Archive for September, 2007

configuring private interfaces for your domUs

Friday, September 28th, 2007

This is on CentOS5, default Xen packages.

===Physical interfaces===
The physical machine has three GigE interfaces: eth0,eth1,eth2. eth0 is currently not connected to anything. eth1 is connected to a public network, e.g. xxx.xx.xx.0/23. eth2 is connected to a private network, e.g. 10.10.0.0/8.

===Virtual interfaces===
We want to have the same setup for the VMs, two interfaces, one private, one public. Thanks to the wonder of Free Software, this is very easy.

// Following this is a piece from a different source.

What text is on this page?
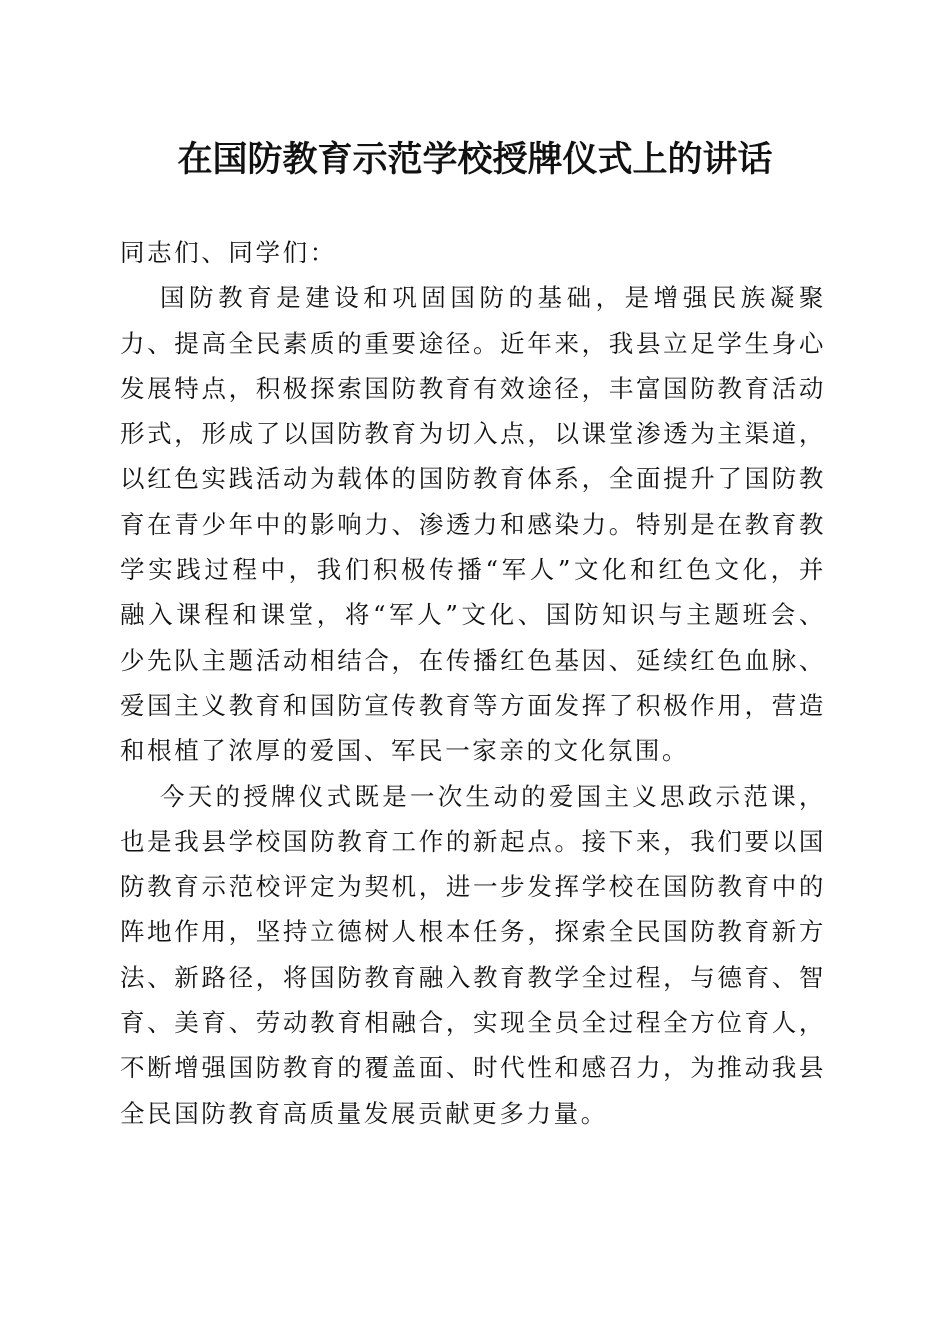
在国防教育示范学校授牌仪式上的讲话

同志们、同学们：

国防教育是建设和巩固国防的基础，是增强民族凝聚力、提高全民素质的重要途径。近年来，我县立足学生身心发展特点，积极探索国防教育有效途径，丰富国防教育活动形式，形成了以国防教育为切入点，以课堂渗透为主渠道，以红色实践活动为载体的国防教育体系，全面提升了国防教育在青少年中的影响力、渗透力和感染力。特别是在教育教学实践过程中，我们积极传播“军人”文化和红色文化，并融入课程和课堂，将“军人”文化、国防知识与主题班会、少先队主题活动相结合，在传播红色基因、延续红色血脉、爱国主义教育和国防宣传教育等方面发挥了积极作用，营造和根植了浓厚的爱国、军民一家亲的文化氛围。

今天的授牌仪式既是一次生动的爱国主义思政示范课，也是我县学校国防教育工作的新起点。接下来，我们要以国防教育示范校评定为契机，进一步发挥学校在国防教育中的阵地作用，坚持立德树人根本任务，探索全民国防教育新方法、新路径，将国防教育融入教育教学全过程，与德育、智育、美育、劳动教育相融合，实现全员全过程全方位育人，不断增强国防教育的覆盖面、时代性和感召力，为推动我县全民国防教育高质量发展贡献更多力量。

#make new script called /etc/xen/scripts/network-bridge-2
#modify /etc/xen/xend-config.sxp to use network-bridge-2 instead of network-bridge

The contents of network-bridge-2:

#!/bin/sh
dir=$(dirname "$0")
"$dir/network-bridge" "$@" vifnum=2 netdev=eth2
"$dir/network-bridge" "$@" vifnum=1 netdev=eth1

It simply calls network-bridge which creates the bridges and vifs, etc.

Look at ‘brctl show’ for information or ‘/etc/xen/scripts/network-bridge status’

===domU===
In the domU config file, simply specify which virtual interface belongs to which bridge:

vif = [ 'mac=00:16:3e:01:01:9f, bridge=xenbr1', 'mac=00:16:3e:01:01:9e, bridge=xenbr2', ]

They will show up in order as eth0, eth1…

===References===
(in order of usefulness):
#http://wiki.xensource.com/xenwiki/XenNetworking
#http://lists.xensource.com/archives/html/xen-users/2007-07/msg00800.html
#http://felipe-alfaro.org/blog/2006/07/21/xen-network-configuration-and-multiple-vlans/
#http://www.shorewall.net/XenMyWay-Routed.html

Windows CD won’t boot if you have Linux partitions.

Friday, September 7th, 2007

You learn something new every day!

I brought home the standard WinXP Pro with SP2 “volume license” media that I use for WinXP reinstalls, and put it in my home computer and booted from it and it said “Windows is inspecting your hardware configuration” and then there was a black screen and that’s it. The CD spins down shortly thereafter, and the machine just sits there with a blank screen. I tried it in another machine at home, same exact result! I tried it in a third machine, same exact result! How odd. The common part is that they’re all standard Linux installs, either Ubuntu Feisty or CentOS 5, with default partitioning schemes.

Searching Google for ‘blank screen “setup is inspecting your hardware configuration”‘ shows many threads where the question is asked but not answered. It seems that many people are in this same situation. However, one thread mentioned that blanking the HD first may help. So I booted the target machine back into Linux, wiped the partition table, rebooted with the Windows CD. It worked!

Conclusion: If you have a standard Linux partitioning scheme on your HD, the WinXP Pro boot CD will just hang after the “setup is inspecting your hardware configuration” message. Erase the partition table on the HD and it will work.